In a Playboy interview in 1963, Frank Sinatra offered surprising honesty when asked about his stance on religion. The musician once spoke about his belief system and why he took issue with many elements of organized religion. Sinatra acknowledged that some of his comments could lose him fans.

Frank Sinatra wears a suit and fedora and sits against a blue background.
Frank Sinatra | GAB Archive/Redferns

Frank Sinatra grew up in a Catholic household

Sinatra was born in 1915 to Italian immigrant parents. Though he was baptized and raised Catholic, Sinatra’s upbringing was nontraditional. His father was a boxer and a bar-owner, and his mother was a Democratic ward boss and midwife. She also campaigned for women’s rights and illegally provided abortions to women in need.

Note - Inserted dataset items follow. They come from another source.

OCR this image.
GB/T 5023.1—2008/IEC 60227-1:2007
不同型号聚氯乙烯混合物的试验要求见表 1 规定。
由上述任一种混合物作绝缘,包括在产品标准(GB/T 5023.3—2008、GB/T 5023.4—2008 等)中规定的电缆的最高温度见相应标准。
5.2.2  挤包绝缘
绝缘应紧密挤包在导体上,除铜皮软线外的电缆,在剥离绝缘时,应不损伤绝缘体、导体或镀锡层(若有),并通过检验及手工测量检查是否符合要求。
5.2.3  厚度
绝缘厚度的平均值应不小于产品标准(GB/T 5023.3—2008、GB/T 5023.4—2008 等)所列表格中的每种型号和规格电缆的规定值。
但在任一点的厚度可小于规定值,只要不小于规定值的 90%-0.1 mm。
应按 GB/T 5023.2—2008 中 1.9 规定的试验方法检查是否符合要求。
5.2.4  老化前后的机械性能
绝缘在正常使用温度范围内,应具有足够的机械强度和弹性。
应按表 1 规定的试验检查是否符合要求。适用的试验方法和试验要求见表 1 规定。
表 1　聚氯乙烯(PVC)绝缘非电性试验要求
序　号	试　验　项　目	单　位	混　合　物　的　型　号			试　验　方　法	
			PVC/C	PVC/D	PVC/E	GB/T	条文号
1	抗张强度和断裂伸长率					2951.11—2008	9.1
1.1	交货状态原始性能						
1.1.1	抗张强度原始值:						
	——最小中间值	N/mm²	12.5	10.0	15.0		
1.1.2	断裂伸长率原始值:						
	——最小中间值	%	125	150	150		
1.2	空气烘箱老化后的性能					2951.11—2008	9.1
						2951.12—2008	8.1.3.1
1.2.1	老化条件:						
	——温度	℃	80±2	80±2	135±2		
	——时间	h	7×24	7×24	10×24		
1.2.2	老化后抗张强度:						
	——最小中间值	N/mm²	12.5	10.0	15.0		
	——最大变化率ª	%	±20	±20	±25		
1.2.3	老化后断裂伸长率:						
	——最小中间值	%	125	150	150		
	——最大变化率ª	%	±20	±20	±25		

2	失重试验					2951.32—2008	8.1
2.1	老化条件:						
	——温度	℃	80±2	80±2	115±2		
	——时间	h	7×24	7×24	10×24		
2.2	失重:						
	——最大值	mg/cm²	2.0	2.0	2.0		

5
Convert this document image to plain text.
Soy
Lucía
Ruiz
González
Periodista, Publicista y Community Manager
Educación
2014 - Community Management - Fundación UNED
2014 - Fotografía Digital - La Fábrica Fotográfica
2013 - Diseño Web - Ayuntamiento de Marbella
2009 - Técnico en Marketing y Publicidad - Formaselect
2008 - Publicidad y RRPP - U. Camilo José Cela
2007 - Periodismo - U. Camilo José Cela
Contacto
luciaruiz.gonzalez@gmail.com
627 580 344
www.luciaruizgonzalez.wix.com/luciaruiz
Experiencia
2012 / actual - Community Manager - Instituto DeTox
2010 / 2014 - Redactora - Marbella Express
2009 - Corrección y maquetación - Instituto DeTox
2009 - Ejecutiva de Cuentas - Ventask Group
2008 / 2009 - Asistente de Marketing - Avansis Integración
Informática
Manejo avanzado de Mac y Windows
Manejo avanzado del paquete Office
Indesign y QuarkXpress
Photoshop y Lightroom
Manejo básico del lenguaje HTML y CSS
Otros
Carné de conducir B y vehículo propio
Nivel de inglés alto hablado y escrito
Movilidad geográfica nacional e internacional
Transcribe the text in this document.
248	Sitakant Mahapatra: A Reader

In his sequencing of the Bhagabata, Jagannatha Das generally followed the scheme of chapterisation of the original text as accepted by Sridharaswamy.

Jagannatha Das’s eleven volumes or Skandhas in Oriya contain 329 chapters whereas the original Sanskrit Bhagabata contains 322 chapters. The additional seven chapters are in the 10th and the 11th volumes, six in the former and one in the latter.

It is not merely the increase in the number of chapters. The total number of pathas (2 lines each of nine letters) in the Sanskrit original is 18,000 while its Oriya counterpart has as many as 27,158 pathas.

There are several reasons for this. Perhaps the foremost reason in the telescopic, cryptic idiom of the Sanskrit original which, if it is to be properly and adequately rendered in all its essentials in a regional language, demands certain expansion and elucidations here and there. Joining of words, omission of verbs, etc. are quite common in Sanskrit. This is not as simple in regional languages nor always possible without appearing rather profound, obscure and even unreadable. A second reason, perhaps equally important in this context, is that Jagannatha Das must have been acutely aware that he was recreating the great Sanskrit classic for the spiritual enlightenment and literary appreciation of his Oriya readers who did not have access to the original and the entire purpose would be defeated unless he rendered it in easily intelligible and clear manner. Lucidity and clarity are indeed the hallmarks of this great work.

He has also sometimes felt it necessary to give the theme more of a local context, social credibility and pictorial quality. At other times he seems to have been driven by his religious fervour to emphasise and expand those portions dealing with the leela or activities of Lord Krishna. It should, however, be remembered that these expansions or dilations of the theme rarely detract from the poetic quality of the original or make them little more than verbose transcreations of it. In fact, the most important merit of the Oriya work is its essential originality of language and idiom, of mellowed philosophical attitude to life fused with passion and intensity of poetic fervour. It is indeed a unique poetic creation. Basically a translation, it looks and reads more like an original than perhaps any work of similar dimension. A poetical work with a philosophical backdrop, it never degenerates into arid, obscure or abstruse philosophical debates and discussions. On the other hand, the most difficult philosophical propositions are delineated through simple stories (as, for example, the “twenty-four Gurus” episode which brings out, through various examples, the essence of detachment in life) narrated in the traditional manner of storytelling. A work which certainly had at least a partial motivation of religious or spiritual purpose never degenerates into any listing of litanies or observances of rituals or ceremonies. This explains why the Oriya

“My mother is what you would call a progressive,” Sinatra said, per the essay “Frank Sinatra: The Popular Front and an American Icon” by Gerald Meyer. “She decided she didn’t want to be just a housekeeper, and studied nursing and is now a graduate nurse. She was always interested in conditions outside her own home. My father, too, but he was the more silent type.”

He shared his thoughts on organized religion in the 1960s

Sinatra’s politics were left-leaning, embracing antiracism and antifascism. He made his support of these causes clear. He was also candid about his stance on religion.

“I believe in you and me,” he told Playboy in 1963, per Billboard. “I’m like Albert Schweitzer and Bertrand Russell and Albert Einstein in that I have a respect for life — in any form. I believe in nature, in the birds, the sea, the sky, in everything I can see or that there is real evidence for. If these things are what you mean by God, then I believe in God. But I don’t believe in a personal God to whom I look for comfort or for a natural on the next roll of the dice.”

Sinatra believed that spirituality was deeply personal and that organized religion could get in the way of this.

“There are things about organized religion which I resent,” he explained. “Christ is revered as the Prince of Peace, but more blood has been shed in His name than any other figure in history. You show me one step forward in the name of religion and I’ll show you a hundred retrogressions. Remember, they were men of God who destroyed the educational treasures at Alexandria, who perpetrated the Inquisition in Spain, who burned the witches at Salem. Over 25,000 organized religions flourish on this planet, but the followers of each think all the others are miserably misguided and probably evil as well.”

Sinatra also did not believe that human decency came from religion alone. He also acknowledged that he was risking backlash with these comments.

“Can you imagine the deluge of crank letters, curses, threats and obscenities I’ll receive after these remarks gain general circulation?” he asked (via Boing Boing). “Worse, the boycott of my records, my films, maybe a picket line at my opening at the Sands. Why? Because I’ve dared to say that love and decency are not necessarily concomitants of religious fervor.”

Frank Sinatra later had his fourth marriage in the Catholic Church

Despite these comments, Sinatra chose to have his fourth wedding in the Catholic Church. This required him to annul his first marriage, which greatly upset his children.

“I found the concept of annulment shocking,” his daughter Nancy wrote in the book Frank Sinatra: An American Legend (via the Desert Sun), “and my brother (the late Frank Jr.), sister and I were concerned about how it would affect our mother.”